For me, the audio quality demonstrates that Vera's PSG and some form of PCM is all that's needed for audio on the X8/16. (Sharpen your pitchforks!) It just needs to be a bit louder!

What next? Like all projects that have gone from 'Proof of Concept' to 'Production' in one step, has resulted in some of the code being a bit crap. Especially on the WPF side! If anyone is interested, I'll try to shore the code up and will post with an explanation of how it works soon.

For now the display shows the four counters. Counters for Frame, Line, Pattern, and the Next Line. Source is the VRAM address (I use VERA to stream out the data for the patterns, as it makes life much easier. I can't understate how useful this feature is.)

The bottom table is:

  • VERA registers
  • Address of the instrument data
  • Instrument Position
  • Command
  • Note Number
  • Instrument Repeat
  • Command 2bytes Parameters

 

  • Like 1
Link to comment
Share on other sites

This is awesome!  Great work. 

How well do you think this can mesh with using vera moving sprites, moving/scrollling tiles, and updating lots of vid data?   I think that's been my concern about using VERA for music and not just sound effects:  Contention and resource traffic jams especially for doing a game.   The nice thing about the YM chip it has seemed to me in theory was the possibility of having some nice interrupt driven music that did not need to use a  bunch of cycles each interrupt storing and restoring all the VERA registers and state information.    

I'll be following this with interest!

Link to comment
Share on other sites

This project seems very promising! 
In general I agree - the productivity on a contemporary computer is much better then using directly x16, even if it is emulator.
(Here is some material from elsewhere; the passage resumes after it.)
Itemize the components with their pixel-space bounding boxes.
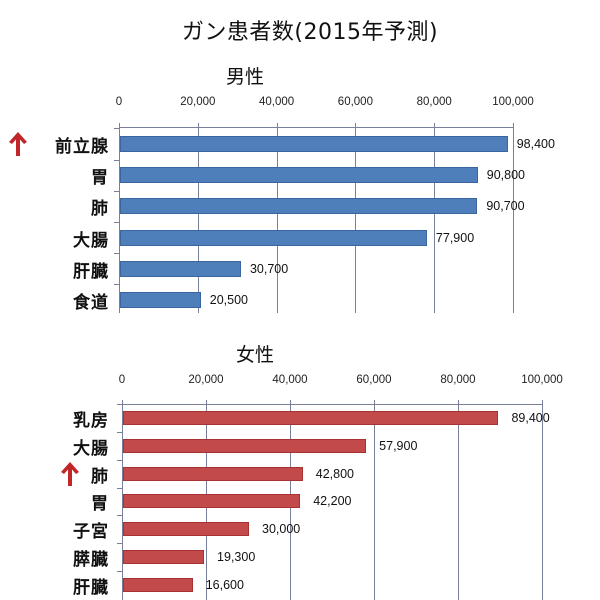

So you made a tracker for a PC that can produce a demo like included file. Where can we see that tracker? Screenshots, video, the tracker itself?
Also how did you produce the music in the .prg file - did you transform/decode existing format or you manually loaded the values in your tracker?

Link to comment
Share on other sites

6 hours ago, Snickers11001001 said:

The nice thing about the YM chip it has seemed to me in theory was the possibility of having some nice interrupt driven music that did not need to use a  bunch of cycles each interrupt storing and restoring all the VERA registers and state information. 

From all that I have read, YM has a major flow - writing to a register require the YM to be ready. That ready state on real hardware is around 156  CPU cycles at current configuration.  I bet even with all extra VERA overhead PSG writes takes less then that 🙂 

Edited by Squall_FF8
Link to comment
Share on other sites

10 hours ago, Yazwho said:

That said, I did think maybe the community was missing a trick. If the goal is to make music for the X16 do we need to be able to run the tracker on it?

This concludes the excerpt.